Хороший был человек Усладин всё же. Да, ворчливый и дотошный. Сколько я объяснительных из-за него написал по любому поводу? И за брань оправдывался, и за опоздания просил прощения, и за мордобой превышение служебных обязанностей. Так он меня своими объяснительными достал, что зубы скрипели, а всё же работать с ним было пусть не легко, но зато результативно. Да и на Волкова он, так или иначе, имел влияние. Теперь этот усатый боров окончательно погубит всё отделение, когда ему некому станет противостоять.

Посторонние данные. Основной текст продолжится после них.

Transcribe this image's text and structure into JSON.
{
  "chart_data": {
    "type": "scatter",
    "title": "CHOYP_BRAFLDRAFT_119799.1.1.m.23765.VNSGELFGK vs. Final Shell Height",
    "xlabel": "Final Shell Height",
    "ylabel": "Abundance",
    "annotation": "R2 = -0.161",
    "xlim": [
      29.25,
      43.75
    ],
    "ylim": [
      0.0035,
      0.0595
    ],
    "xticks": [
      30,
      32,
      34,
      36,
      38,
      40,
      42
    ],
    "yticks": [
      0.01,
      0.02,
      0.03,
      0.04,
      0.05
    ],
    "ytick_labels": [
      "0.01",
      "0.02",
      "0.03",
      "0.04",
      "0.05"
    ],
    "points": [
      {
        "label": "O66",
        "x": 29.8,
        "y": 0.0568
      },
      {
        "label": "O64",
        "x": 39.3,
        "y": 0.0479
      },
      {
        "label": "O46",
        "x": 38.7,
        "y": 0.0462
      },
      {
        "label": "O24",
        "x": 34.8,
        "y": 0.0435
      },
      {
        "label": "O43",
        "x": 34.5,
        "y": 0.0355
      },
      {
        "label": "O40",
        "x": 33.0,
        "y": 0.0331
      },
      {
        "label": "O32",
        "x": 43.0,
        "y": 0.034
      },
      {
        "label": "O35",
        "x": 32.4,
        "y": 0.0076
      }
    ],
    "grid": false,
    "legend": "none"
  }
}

Итак, мы заговорили о беспокойстве по возвращении в Новый Белград.
– Никогда не была там раньше, – мрачно произнесла Сестра Марина, собирая крошки со своей тарелки. Меня от этой привычки воротит, хотя сам порой готов тарелку вылизывать. Когда, конечно, на неё вообще есть что положить. – Мне и вправду… нехорошо. Не люблю большие города, скопления людей. Отвыкла за годы в монастыре.
– Дело не в этом, – улыбнулся Афанасьев. – Дело в Проклятом городе.
– Проклятый город? – переспросил Шелли. – Проклятый это…
– Злой. Испорченный. Обречённый. Плохой, – объяснил Афанасьев. – Но в данном конкретном случае можно объяснить и совсем прямым переводом. Город, на который наложено заклятие.
– Ваши сказки, – не выдержал я.
– Это вовсе не сказки, – возразил Афанасьев почти оскорблённо. – Это вполне себе история. Святая Злата умерла как раз в городе, который стоял когда-то на месте Белграда.
– Ниенсканс, – вспомнил Шелли. – Древняя скренорская крепость. Вы её отобрать.
– Во-первых, не отобрали, а честно получили по договору о заключении мира, – поправил я.
– Во-вторых, – добавила Марина, – Ниенсканс появился уже многим после. Скренорская крепость долго не простояла, все там погибли, – поправила Марина, голодно оглядывая стол. Я подозвал официанта и попросил принести ещё пирога. Профессор, к счастью, заплатил.
– Их убить ратиславцы? – с подозрением спросил Шелли.
Мы все трое, как представители Ратиславии, искренне оскорбились.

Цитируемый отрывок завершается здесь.